Incluso si solo estaba en el Primer Reino del nivel de Refinamiento de Órganos, era sin embargo una figura formidable que había entrado en el Reino de Refinamiento de Órganos.
En toda la Prefectura de Guangyang, no había muchos artistas marciales de Refinamiento de Órganos, tales individuos fuertes estaban a la par con los Magos del Reino de Control de Espíritus.
Si las cosas realmente se ponían feas, él mismo podría no necesariamente salir victorioso.
Observando la figura que se alejaba de Jiang Qin, los ojos de Gu Qingfeng se estrecharon ligeramente antes de hablar.
—Ven aquí.
—¡Su sirviente está presente!
—respondió un sirviente a la llamada.
Gu Qingfeng dijo:
—En nombre del maestro de esta mansión, acompaña al Comandante Jiang un tramo.
—¡Sí!
El sirviente se inclinó respetuosamente y se retiró.
Gu Qingfeng miró en la dirección en que Jiang Qin había partido, su expresión volviéndose gradualmente indiferente.
—¡Oficina de Supresión del Mal!
—Parece que después de aniquilar a la Secta del Sol Verde, todavía habrá muchos problemas persistentes.
—No deseo invitar problemas, pero tampoco los temo.
Si otras sectas o familias realmente vienen a atacar, ¡entonces difícilmente pueden culparme!
¡La ira de un hombre común!
¡Salpicaduras de sangre a cinco pasos!
Gu Qingfeng haría entender a esas personas que incluso con un artista marcial no se podía jugar a su antojo.
Había llegado a este punto no arrastrándose ni haciendo reverencias.
El propósito de la visita de Jiang Qin era convencerlo de unirse a la Oficina de Supresión del Mal, pero en realidad, era convertirlo en un perro faldero para la oficina.
La llamada obediencia era naturalmente poner a la Oficina de Supresión del Mal en primer lugar.
Para realmente unirse a la Oficina de Supresión del Mal, su vida podría no ser suya para controlar.
Por lo tanto, desde el principio, Gu Qingfeng no tenía intención de unirse a la Oficina de Supresión del Mal.

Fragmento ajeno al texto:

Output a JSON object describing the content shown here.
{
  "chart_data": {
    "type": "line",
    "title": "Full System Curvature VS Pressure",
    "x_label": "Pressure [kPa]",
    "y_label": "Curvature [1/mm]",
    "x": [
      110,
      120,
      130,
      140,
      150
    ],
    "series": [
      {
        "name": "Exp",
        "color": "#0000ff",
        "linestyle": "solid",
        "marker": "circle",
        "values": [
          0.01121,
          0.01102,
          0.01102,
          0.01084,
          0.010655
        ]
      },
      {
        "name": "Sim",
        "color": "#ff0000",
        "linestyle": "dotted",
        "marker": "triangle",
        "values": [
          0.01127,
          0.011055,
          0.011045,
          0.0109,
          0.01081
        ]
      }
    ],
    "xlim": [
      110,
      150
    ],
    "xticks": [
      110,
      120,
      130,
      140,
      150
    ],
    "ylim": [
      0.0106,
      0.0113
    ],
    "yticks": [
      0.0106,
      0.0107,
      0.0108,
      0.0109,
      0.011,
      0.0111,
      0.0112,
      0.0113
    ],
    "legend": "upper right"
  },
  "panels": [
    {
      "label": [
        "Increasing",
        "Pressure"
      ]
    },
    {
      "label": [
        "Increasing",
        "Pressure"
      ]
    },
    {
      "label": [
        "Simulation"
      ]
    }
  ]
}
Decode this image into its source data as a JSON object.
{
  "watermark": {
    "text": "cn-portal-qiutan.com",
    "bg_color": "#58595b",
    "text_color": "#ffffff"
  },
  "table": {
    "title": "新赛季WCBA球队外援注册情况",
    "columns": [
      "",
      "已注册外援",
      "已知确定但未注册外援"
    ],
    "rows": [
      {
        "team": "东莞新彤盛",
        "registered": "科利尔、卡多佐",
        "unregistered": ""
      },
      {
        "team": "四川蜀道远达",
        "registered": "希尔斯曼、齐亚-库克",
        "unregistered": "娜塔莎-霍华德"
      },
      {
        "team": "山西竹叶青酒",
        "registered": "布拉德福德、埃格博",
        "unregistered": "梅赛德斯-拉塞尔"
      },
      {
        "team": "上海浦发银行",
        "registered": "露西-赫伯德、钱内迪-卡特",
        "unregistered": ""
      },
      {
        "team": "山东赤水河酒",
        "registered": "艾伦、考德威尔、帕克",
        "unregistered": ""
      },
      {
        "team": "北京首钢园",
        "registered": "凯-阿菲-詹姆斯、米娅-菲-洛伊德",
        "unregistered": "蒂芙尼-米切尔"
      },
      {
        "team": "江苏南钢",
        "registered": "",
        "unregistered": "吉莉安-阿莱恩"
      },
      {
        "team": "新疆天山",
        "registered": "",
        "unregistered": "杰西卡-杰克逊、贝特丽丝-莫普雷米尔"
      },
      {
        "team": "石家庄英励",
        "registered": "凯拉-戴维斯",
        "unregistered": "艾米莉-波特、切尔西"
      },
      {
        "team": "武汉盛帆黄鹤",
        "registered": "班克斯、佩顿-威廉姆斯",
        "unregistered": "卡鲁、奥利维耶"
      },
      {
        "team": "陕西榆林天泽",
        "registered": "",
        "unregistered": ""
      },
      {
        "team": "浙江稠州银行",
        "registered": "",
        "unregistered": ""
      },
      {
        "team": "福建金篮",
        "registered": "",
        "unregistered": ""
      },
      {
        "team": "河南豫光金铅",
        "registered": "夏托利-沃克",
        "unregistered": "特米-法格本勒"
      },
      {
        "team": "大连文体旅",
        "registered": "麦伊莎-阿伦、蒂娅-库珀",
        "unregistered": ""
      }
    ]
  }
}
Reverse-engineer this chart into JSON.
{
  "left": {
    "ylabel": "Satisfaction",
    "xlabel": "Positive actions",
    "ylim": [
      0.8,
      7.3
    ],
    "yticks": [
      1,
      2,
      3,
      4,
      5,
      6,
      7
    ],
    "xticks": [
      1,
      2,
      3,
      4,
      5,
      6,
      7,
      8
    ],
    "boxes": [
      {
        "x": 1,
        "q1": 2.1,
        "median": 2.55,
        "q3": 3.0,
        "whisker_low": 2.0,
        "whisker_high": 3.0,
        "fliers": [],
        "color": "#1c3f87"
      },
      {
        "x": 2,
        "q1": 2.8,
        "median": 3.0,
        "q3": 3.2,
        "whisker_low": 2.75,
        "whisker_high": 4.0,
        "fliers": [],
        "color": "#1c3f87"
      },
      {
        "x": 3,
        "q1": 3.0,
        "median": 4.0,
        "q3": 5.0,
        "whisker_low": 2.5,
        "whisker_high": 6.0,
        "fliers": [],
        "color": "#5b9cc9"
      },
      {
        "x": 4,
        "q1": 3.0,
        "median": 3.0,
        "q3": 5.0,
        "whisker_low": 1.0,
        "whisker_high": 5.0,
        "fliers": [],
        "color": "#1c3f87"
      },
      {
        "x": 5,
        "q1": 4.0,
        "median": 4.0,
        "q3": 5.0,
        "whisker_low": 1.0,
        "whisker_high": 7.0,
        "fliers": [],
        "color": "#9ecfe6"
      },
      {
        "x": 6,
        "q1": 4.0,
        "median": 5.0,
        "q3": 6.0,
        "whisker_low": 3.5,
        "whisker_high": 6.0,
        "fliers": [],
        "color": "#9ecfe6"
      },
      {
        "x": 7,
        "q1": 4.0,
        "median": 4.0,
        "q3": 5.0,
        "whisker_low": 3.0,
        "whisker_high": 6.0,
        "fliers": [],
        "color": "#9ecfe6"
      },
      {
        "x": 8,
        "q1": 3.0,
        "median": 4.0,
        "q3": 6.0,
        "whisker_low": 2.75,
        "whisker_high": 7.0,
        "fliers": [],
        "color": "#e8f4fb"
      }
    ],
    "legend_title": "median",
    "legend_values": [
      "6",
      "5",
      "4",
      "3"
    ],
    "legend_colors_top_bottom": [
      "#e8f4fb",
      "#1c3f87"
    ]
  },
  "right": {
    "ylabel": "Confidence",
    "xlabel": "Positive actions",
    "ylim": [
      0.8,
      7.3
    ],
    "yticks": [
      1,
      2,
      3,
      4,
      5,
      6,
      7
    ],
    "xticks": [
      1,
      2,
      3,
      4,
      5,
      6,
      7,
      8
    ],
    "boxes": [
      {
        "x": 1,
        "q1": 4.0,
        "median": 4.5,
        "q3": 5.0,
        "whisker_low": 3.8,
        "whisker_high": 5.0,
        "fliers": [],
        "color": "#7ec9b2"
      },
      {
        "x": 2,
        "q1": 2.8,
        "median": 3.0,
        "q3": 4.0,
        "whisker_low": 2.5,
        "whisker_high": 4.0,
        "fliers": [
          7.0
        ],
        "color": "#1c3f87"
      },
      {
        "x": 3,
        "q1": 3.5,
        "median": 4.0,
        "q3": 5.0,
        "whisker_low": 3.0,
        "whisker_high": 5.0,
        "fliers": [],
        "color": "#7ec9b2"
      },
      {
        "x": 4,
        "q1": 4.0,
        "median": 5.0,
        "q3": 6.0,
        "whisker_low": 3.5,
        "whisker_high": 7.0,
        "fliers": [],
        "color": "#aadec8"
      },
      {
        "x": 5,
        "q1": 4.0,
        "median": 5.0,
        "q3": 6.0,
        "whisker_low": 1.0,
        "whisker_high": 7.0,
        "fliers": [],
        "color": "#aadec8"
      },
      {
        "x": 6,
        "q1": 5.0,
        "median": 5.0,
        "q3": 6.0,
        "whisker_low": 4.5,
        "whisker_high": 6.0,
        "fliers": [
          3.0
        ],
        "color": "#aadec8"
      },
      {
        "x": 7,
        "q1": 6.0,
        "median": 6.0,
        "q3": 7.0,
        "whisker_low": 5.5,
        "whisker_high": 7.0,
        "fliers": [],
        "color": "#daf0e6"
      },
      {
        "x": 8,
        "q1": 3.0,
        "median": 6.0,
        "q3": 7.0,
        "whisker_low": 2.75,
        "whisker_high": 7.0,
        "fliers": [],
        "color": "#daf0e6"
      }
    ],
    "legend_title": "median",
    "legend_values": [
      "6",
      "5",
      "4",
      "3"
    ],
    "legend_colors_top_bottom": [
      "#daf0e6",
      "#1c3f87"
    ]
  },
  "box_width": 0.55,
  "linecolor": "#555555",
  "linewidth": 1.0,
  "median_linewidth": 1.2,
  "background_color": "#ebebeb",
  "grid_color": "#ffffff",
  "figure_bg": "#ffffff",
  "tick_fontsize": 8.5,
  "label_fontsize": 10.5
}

Recordando la reciente conversación, un destello de frialdad brilló en los ojos de Gu Qingfeng.
—¡Para decirlo claramente!
—¡Todo es cuestión de fuerza!
—¡Si yo fuera un Maestro, o incluso un Gran Gran Maestro, o hubiera entrado en un nivel aún más alto que el de un Gran Gran Maestro, incluso como un simple artista marcial, quién se atrevería a menospreciarme…
Después de eso, Gu Qingfeng calmó sus pensamientos internos.
No necesitaba pensar demasiado en este momento.
Enfrentar a los soldados con un general, y detener la inundación con tierra.
En este momento, todavía necesitaba centrarse en aumentar su propia fuerza.
Sin embargo, para ser cauteloso, Gu Qingfeng llamó a Gu Peng y le instruyó que dirigiera a los discípulos del Salón Exterior para vigilar de cerca los alrededores de la Mansión de la Familia Gu, permaneciendo alerta ante cualquier acontecimiento repentino.
Además, necesitaba vigilar de cerca los movimientos del Mundo Marcial.
De esta manera, incluso si hubiera problemas, Gu Qingfeng podría responder a la primera oportunidad.